Most of the 170 pictures were images of the victims of terrorism, war, anti-government protestings, and different cases of natural disasters. They were all full of people in pain, in need, and in devastation, and this just broke my heart.

One thing I know from this is that it's evident that Jesus is coming very soon. But at the same time, I know I can't rejoice about what's going on around the world and how much I've become desensitized about the people in need. 

But what can a 30 year old with three young children and another baby on the way do to make an impact? Often times, I've felt that I am limited to do anything outside of my home because I have made that commitment to be focused on my children.

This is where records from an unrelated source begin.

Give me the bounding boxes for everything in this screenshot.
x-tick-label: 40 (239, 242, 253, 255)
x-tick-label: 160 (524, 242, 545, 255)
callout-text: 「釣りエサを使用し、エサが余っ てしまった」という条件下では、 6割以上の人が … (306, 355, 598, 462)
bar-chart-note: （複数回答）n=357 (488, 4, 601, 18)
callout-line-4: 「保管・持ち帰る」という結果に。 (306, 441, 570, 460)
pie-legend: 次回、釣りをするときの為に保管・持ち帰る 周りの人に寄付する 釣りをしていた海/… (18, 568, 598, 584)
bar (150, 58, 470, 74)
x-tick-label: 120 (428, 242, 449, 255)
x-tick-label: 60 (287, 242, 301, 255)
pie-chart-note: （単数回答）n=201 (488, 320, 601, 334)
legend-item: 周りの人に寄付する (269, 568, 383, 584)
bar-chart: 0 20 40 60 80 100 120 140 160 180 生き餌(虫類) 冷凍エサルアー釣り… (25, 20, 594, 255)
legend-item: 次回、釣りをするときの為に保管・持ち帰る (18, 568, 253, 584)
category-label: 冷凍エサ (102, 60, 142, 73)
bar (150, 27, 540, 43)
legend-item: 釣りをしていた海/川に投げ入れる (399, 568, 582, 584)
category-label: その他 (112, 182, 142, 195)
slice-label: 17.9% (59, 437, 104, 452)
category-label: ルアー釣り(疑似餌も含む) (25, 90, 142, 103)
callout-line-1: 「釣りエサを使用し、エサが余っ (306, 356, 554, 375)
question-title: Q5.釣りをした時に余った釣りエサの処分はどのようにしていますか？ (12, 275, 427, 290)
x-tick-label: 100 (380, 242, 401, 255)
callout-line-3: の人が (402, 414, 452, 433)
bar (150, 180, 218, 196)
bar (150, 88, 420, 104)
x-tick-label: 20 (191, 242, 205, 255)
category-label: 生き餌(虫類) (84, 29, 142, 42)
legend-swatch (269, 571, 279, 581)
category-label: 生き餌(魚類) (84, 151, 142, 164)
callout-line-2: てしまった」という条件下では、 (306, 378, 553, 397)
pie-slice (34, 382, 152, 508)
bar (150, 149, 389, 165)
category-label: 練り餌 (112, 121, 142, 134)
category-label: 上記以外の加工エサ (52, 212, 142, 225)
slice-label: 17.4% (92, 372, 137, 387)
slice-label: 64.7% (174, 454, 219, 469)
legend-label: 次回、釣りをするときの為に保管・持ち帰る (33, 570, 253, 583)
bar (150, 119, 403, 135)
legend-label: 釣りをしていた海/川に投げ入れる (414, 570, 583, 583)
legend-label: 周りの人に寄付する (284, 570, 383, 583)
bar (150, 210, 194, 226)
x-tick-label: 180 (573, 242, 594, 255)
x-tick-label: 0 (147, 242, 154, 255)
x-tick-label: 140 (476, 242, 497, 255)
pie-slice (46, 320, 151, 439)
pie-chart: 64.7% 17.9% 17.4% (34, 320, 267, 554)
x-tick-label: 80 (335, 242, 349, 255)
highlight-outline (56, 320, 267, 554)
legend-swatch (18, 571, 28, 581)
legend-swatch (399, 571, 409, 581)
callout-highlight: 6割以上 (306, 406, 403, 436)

But I realize, somewhere along the line, my perspective and attitude needed a realignment: to always be willing to be used as God's instrument no matter what stage of life I'm in. Just like the saying, "If life gives you lemons, make lemonade", wherever God puts us in life, (in our case, mothers with little ones), we need to be willing to serve God with our children by serving others. 

I always emphasize on how as a mom, our first ministry is our home. But we also need to be aware of what's going on around us to be His instruments. I think for me, I focused too much on my children that I've gotten to the point where I turned self-focused. And often times, I've said no to God when He wanted me to reach out to someone in need. I know that as a mom of four little ones now, I can' exactly go to India or Haiti to help those who lost their homes due to severe flooding, but I know that I can definitely lift them up in my prayers and contribute in giving. I can also reach out to that mother who seems to need a break from chasing after her toddler, or encouraging that person who is struggling to find Jesus in her life. Whatever it is, it starts with our hearts. If we're willing, God will use us to make a difference. And yes, busy mothers can be a part of this. 
I saw some pictures of orphans my children's age, who lost their homes and their parents from the storms. As I tried to imagine, "what if that was my child?", I couldn't handle the emotions rushing in. But the truth of the matter is, they are God's children, and I can't imagine how much this is breaking His heart. I don't think I can push that image out of my mind. The hungry and shoeless children waiting to get their meal for the day. I can't forget what I've read in the New Testament when Jesus said (I can't quote word for word) if we feed the homeless and take care of the orphans, it is like doing the same for him. I hope that you will join me for the rest of this week to especially pray for those who lost everything from the series of storms we had last week. And I also hope that you as a mom will be able to teach the sharing of Christ's love with others as they watch you live out your faith.

1 comment:

bethany said...

Wow - your blog today really inspired me. It is so easy to know God's love, but not live it. And it is easy for me to be so focused on my family and immediate tasks that I can forget the world in which I live, and the many loves that need His love!